As a form of religious obligation, the symbolic representations of the first-ever shave of a baby’s hair or little children are a rite of passage. Muslims practice this and have to shave the child’s hair within 7 days. When this is done the hair is weighed and the worth is given to charity, and if the hair weighs nothing worth monetary value, the parents still have to give to “charity”.

For the Hindus, this practice is called Mundan and is done between 4 months to 3 years of age. This practice is revered and celebrated as it represents the child leaving behind the misfortunes of the previous life.

Another school of thought believes that the mother’s womb is dirty, thus the cleansing process by a shave off.

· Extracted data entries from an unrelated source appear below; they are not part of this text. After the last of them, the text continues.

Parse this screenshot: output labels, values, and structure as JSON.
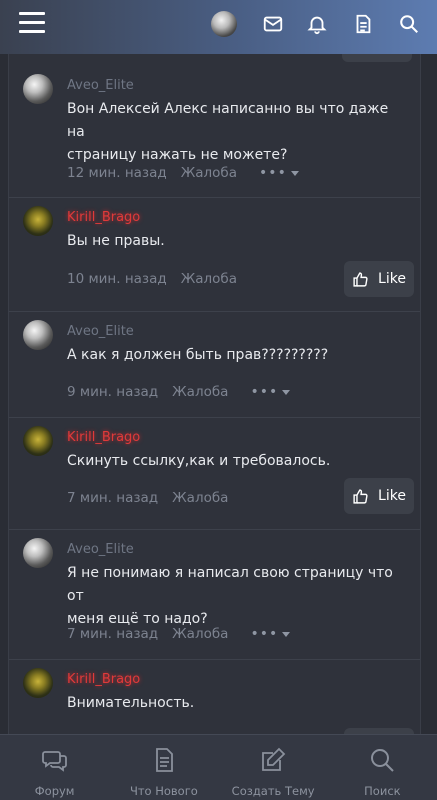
{
  "header": {
    "icons": [
      "menu-icon",
      "avatar",
      "mail-icon",
      "bell-icon",
      "document-icon",
      "search-icon"
    ]
  },
  "posts": [
    {
      "author": "Aveo_Elite",
      "role": "aveo",
      "message_lines": [
        "Вон Алексей Алекс написанно вы что даже на",
        "страницу нажать не можете?"
      ],
      "time": "12 мин. назад",
      "report": "Жалоба",
      "more": "•••",
      "like": ""
    },
    {
      "author": "Kirill_Brago",
      "role": "kirill",
      "message_lines": [
        "Вы не правы."
      ],
      "time": "10 мин. назад",
      "report": "Жалоба",
      "more": "",
      "like": "Like"
    },
    {
      "author": "Aveo_Elite",
      "role": "aveo",
      "message_lines": [
        "А как я должен быть прав?????????"
      ],
      "time": "9 мин. назад",
      "report": "Жалоба",
      "more": "•••",
      "like": ""
    },
    {
      "author": "Kirill_Brago",
      "role": "kirill",
      "message_lines": [
        "Скинуть ссылку,как и требовалось."
      ],
      "time": "7 мин. назад",
      "report": "Жалоба",
      "more": "",
      "like": "Like"
    },
    {
      "author": "Aveo_Elite",
      "role": "aveo",
      "message_lines": [
        "Я не понимаю я написал свою страницу что от",
        "меня ещё то надо?"
      ],
      "time": "7 мин. назад",
      "report": "Жалоба",
      "more": "•••",
      "like": ""
    },
    {
      "author": "Kirill_Brago",
      "role": "kirill",
      "message_lines": [
        "Внимательность."
      ],
      "time": "",
      "report": "",
      "more": "",
      "like": ""
    }
  ],
  "bottom_nav": [
    {
      "label": "Форум",
      "icon": "chat-bubbles-icon"
    },
    {
      "label": "Что Нового",
      "icon": "document-icon"
    },
    {
      "label": "Создать Тему",
      "icon": "edit-icon"
    },
    {
      "label": "Поиск",
      "icon": "search-icon"
    }
  ],
  "colors": {
    "background": "#2a2d35",
    "header_gradient_start": "#3a4150",
    "header_gradient_end": "#5d7cb1",
    "username_aveo": "#6f7684",
    "username_kirill": "#e03a3a"
  }
}
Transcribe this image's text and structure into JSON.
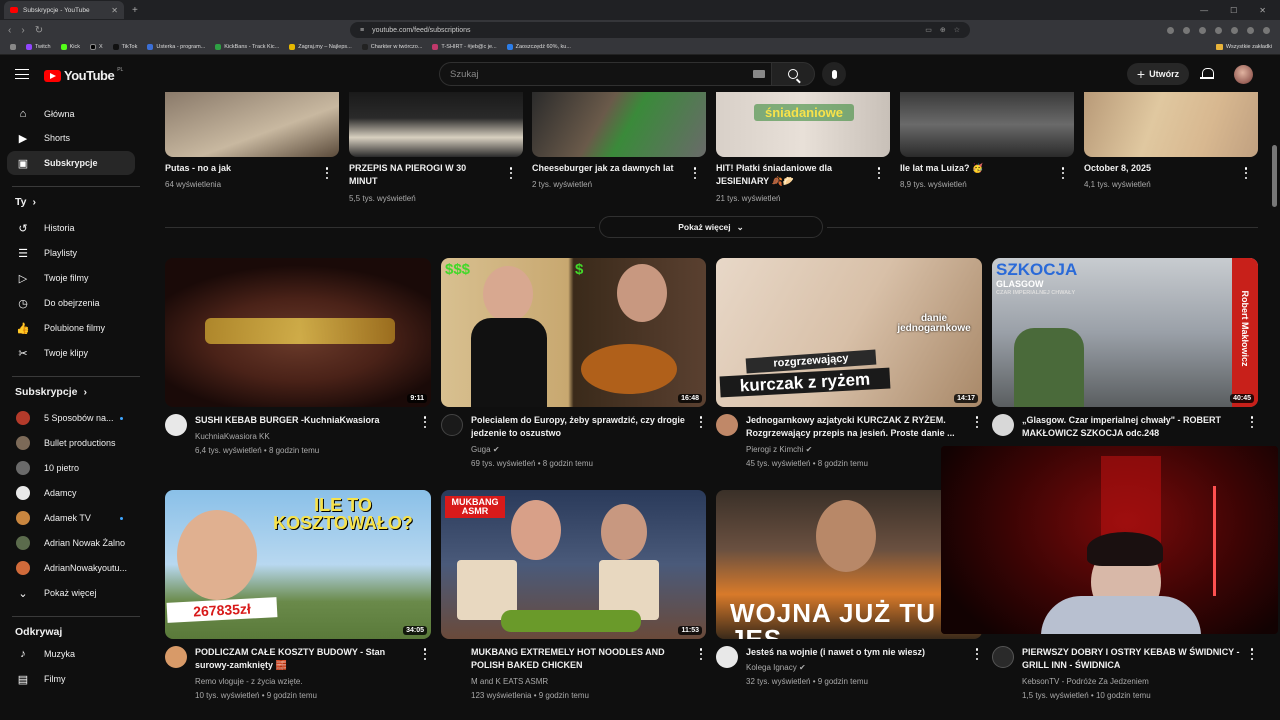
{
  "browser": {
    "tab_title": "Subskrypcje - YouTube",
    "url": "youtube.com/feed/subscriptions",
    "bookmarks": [
      "Twitch",
      "Kick",
      "X",
      "TikTok",
      "Usterka - program...",
      "KickBans - Track Kic...",
      "Zagraj.my – Najleps...",
      "Charkter w twórczo...",
      "T-SHIRT - #jeb@c je...",
      "Zaoszczędź 60%, ku..."
    ],
    "bookmarks_right": "Wszystkie zakładki"
  },
  "header": {
    "logo_text": "YouTube",
    "country_code": "PL",
    "search_placeholder": "Szukaj",
    "create_label": "Utwórz"
  },
  "sidebar": {
    "main": [
      {
        "label": "Główna",
        "icon": "home-icon"
      },
      {
        "label": "Shorts",
        "icon": "shorts-icon"
      },
      {
        "label": "Subskrypcje",
        "icon": "subscriptions-icon"
      }
    ],
    "you_heading": "Ty",
    "you_items": [
      {
        "label": "Historia",
        "icon": "history-icon"
      },
      {
        "label": "Playlisty",
        "icon": "playlists-icon"
      },
      {
        "label": "Twoje filmy",
        "icon": "your-videos-icon"
      },
      {
        "label": "Do obejrzenia",
        "icon": "watch-later-icon"
      },
      {
        "label": "Polubione filmy",
        "icon": "liked-icon"
      },
      {
        "label": "Twoje klipy",
        "icon": "clips-icon"
      }
    ],
    "subs_heading": "Subskrypcje",
    "subs": [
      {
        "label": "5 Sposobów na...",
        "color": "#b33a2a",
        "dot": true
      },
      {
        "label": "Bullet productions",
        "color": "#7c6a58",
        "dot": false
      },
      {
        "label": "10 pietro",
        "color": "#6a6a6a",
        "dot": false
      },
      {
        "label": "Adamcy",
        "color": "#e8e8e8",
        "dot": false
      },
      {
        "label": "Adamek TV",
        "color": "#c9863f",
        "dot": true
      },
      {
        "label": "Adrian Nowak Żalno",
        "color": "#5b6b4c",
        "dot": false
      },
      {
        "label": "AdrianNowakyoutu...",
        "color": "#d06a3a",
        "dot": false
      }
    ],
    "show_more": "Pokaż więcej",
    "explore_heading": "Odkrywaj",
    "explore": [
      {
        "label": "Muzyka",
        "icon": "music-icon"
      },
      {
        "label": "Filmy",
        "icon": "movies-icon"
      }
    ]
  },
  "top_row": [
    {
      "title": "Putas - no a jak",
      "meta": "64 wyświetlenia"
    },
    {
      "title": "PRZEPIS NA PIEROGI W 30 MINUT",
      "meta": "5,5 tys. wyświetleń"
    },
    {
      "title": "Cheeseburger jak za dawnych lat",
      "meta": "2 tys. wyświetleń"
    },
    {
      "title": "HIT! Płatki śniadaniowe dla JESIENIARY 🍂🥟",
      "meta": "21 tys. wyświetleń",
      "overlay": "śniadaniowe"
    },
    {
      "title": "Ile lat ma Luiza? 🥳",
      "meta": "8,9 tys. wyświetleń"
    },
    {
      "title": "October 8, 2025",
      "meta": "4,1 tys. wyświetleń"
    }
  ],
  "show_more_button": "Pokaż więcej",
  "row2": [
    {
      "title": "SUSHI KEBAB BURGER -KuchniaKwasiora",
      "channel": "KuchniaKwasiora KK",
      "verified": false,
      "meta": "6,4 tys. wyświetleń • 8 godzin temu",
      "duration": "9:11"
    },
    {
      "title": "Polecialem do Europy, żeby sprawdzić, czy drogie jedzenie to oszustwo",
      "channel": "Guga",
      "verified": true,
      "meta": "69 tys. wyświetleń • 8 godzin temu",
      "duration": "16:48",
      "overlay_left": "$$$",
      "overlay_right": "$"
    },
    {
      "title": "Jednogarnkowy azjatycki KURCZAK Z RYŻEM. Rozgrzewający przepis na jesień. Proste danie ...",
      "channel": "Pierogi z Kimchi",
      "verified": true,
      "meta": "45 tys. wyświetleń • 8 godzin temu",
      "duration": "14:17",
      "overlay_top": "danie jednogarnkowe",
      "overlay_mid": "rozgrzewający",
      "overlay_big": "kurczak z ryżem"
    },
    {
      "title": "„Glasgow. Czar imperialnej chwały\" - ROBERT MAKŁOWICZ SZKOCJA odc.248",
      "channel": "",
      "verified": false,
      "meta": "",
      "duration": "40:45",
      "overlay_big": "SZKOCJA",
      "overlay_small": "GLASGOW",
      "overlay_tiny": "CZAR IMPERIALNEJ CHWAŁY",
      "overlay_side": "Robert Makłowicz"
    }
  ],
  "row3": [
    {
      "title": "PODLICZAM CAŁE KOSZTY BUDOWY - Stan surowy-zamknięty 🧱",
      "channel": "Remo vloguje - z życia wzięte.",
      "verified": false,
      "meta": "10 tys. wyświetleń • 9 godzin temu",
      "duration": "34:05",
      "overlay_big": "ILE TO KOSZTOWAŁO?",
      "overlay_sign": "267835zł"
    },
    {
      "title": "MUKBANG EXTREMELY HOT NOODLES AND POLISH BAKED CHICKEN",
      "channel": "M and K EATS ASMR",
      "verified": false,
      "meta": "123 wyświetlenia • 9 godzin temu",
      "duration": "11:53",
      "overlay_badge": "MUKBANG ASMR"
    },
    {
      "title": "Jesteś na wojnie (i nawet o tym nie wiesz)",
      "channel": "Kolega Ignacy",
      "verified": true,
      "meta": "32 tys. wyświetleń • 9 godzin temu",
      "duration": "",
      "overlay_big": "WOJNA JUŻ TU JES"
    },
    {
      "title": "PIERWSZY DOBRY I OSTRY KEBAB W ŚWIDNICY - GRILL INN - ŚWIDNICA",
      "channel": "KebsonTV - Podróże Za Jedzeniem",
      "verified": false,
      "meta": "1,5 tys. wyświetleń • 10 godzin temu",
      "duration": ""
    }
  ]
}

It begets to ask why the previous life is always perceived as one of misfortune and doom?

As the symbolic rite stands glaring, for others, this is a practice they never knew of. So simple reasons like the uneven growth gifted to most children suffices to shaving off the child’s hair in the hope that it encourages new sprout. Again, whatever happens to the children that never had their hair shaved off? We are indeed witnessing the side effects of not getting that first baby hair off their head.